If AI cannot be protected by copyright, as indicated above, the fear exists that this will result in decrease of investments in AI, thus limiting the possibility of quickly reaching all the positive effects that AI seems to promise. For this reason, some countries are going far and debating the possibility and opportunity to even granting legal subjectivity to AI (for instance, Saudi Arabia would have granted citizenship to a robot named Sophie, while Tokyo would have granted residence to another robot called Shibuya Mirai). Setting aside these extreme positions, that would require careful examination of many issues (first of all, ethical and philosophic issues), it would seem that there are a number of options available to try and protect AI’s results. For instance, one could reconsider the notion of creativity, and extend it to comprehend works created by AI, enhancing human intervention consisting of selecting the data collected and entered into the machine and choosing the parameters that define the objective of the machine’s activity. It is also possible to think of attributing a kind of sui generis right to AI (rather than copyright), also given the circumstance that the value behind AI seems to concern more the investments than the creativity.
5. “Killing” human authors?
Finally, it has to be considered that AI produces (and will increasingly produce) high amounts of works that will not be distinguishable from works created by human beings, as indicated above.
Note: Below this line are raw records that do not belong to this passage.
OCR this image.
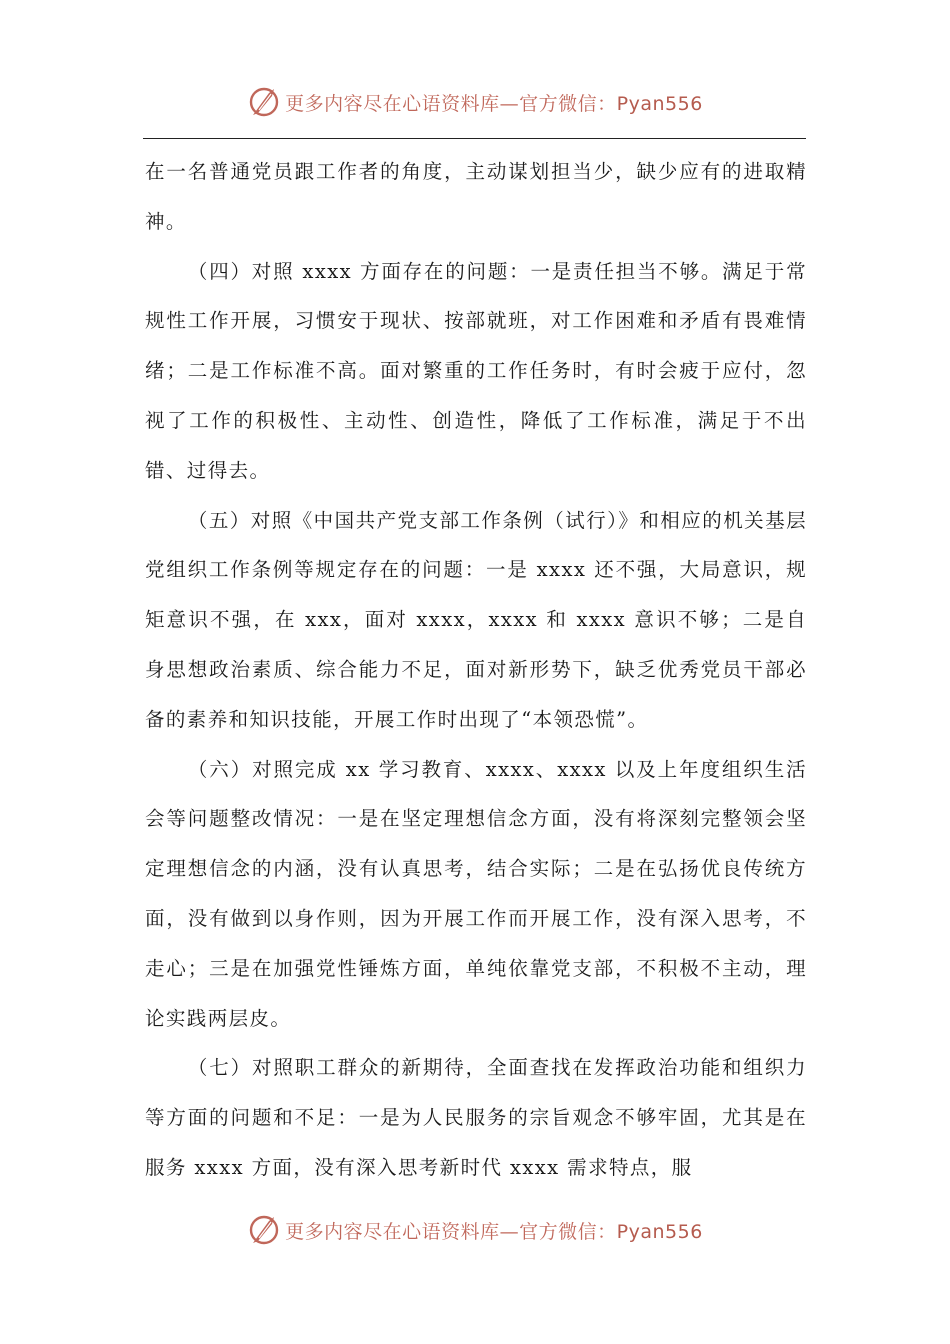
更多内容尽在心语资料库—官方微信：Pyan556

在一名普通党员跟工作者的角度，主动谋划担当少，缺少应有的进取精神。

（四）对照 xxxx 方面存在的问题：一是责任担当不够。满足于常规性工作开展，习惯安于现状、按部就班，对工作困难和矛盾有畏难情绪；二是工作标准不高。面对繁重的工作任务时，有时会疲于应付，忽视了工作的积极性、主动性、创造性，降低了工作标准，满足于不出错、过得去。

（五）对照《中国共产党支部工作条例（试行）》和相应的机关基层党组织工作条例等规定存在的问题：一是 xxxx 还不强，大局意识，规矩意识不强，在 xxx，面对 xxxx，xxxx 和 xxxx 意识不够；二是自身思想政治素质、综合能力不足，面对新形势下，缺乏优秀党员干部必备的素养和知识技能，开展工作时出现了“本领恐慌”。

（六）对照完成 xx 学习教育、xxxx、xxxx 以及上年度组织生活会等问题整改情况：一是在坚定理想信念方面，没有将深刻完整领会坚定理想信念的内涵，没有认真思考，结合实际；二是在弘扬优良传统方面，没有做到以身作则，因为开展工作而开展工作，没有深入思考，不走心；三是在加强党性锤炼方面，单纯依靠党支部，不积极不主动，理论实践两层皮。

（七）对照职工群众的新期待，全面查找在发挥政治功能和组织力等方面的问题和不足：一是为人民服务的宗旨观念不够牢固，尤其是在服务 xxxx 方面，没有深入思考新时代 xxxx 需求特点，服

更多内容尽在心语资料库—官方微信：Pyan556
One certainly shares the view that AI should be used to improve wellbeing for human beings, rather than the other way around. Therefore, it would seem rather reasonable to try and maintain high protection for human beings when they create works of art, and exclude any protection, or grant minor protection, to the results of AI activities. However, it is necessary to also think to possible countereffects of this approach. Works created by human beings, albeit substantially similar to those created by AI, will present higher barriers to exploitation than the latter, that would be in public domain, or subject to a shorter deadline for the protection, or in any event probably cheaper. Would this benefit and promote human creativity, or will there be an opposite effect? In this scenario, a possibility is that the notion of creation (and the relating copyright protection) is limited to those works of art realized by a human being, which are the result of an intuitive creative act, not reproducible by a machine. However, since creativity and its nature has been quite a complex issue to define (and still is), one wonders whether it is actually possible to draw the line above indicated. Also, it should be carefully consider how this conclusion will impact to the job market in the creative industries (setting aside the circumstance that AI will probably dramatically change the way through which such industries will operate).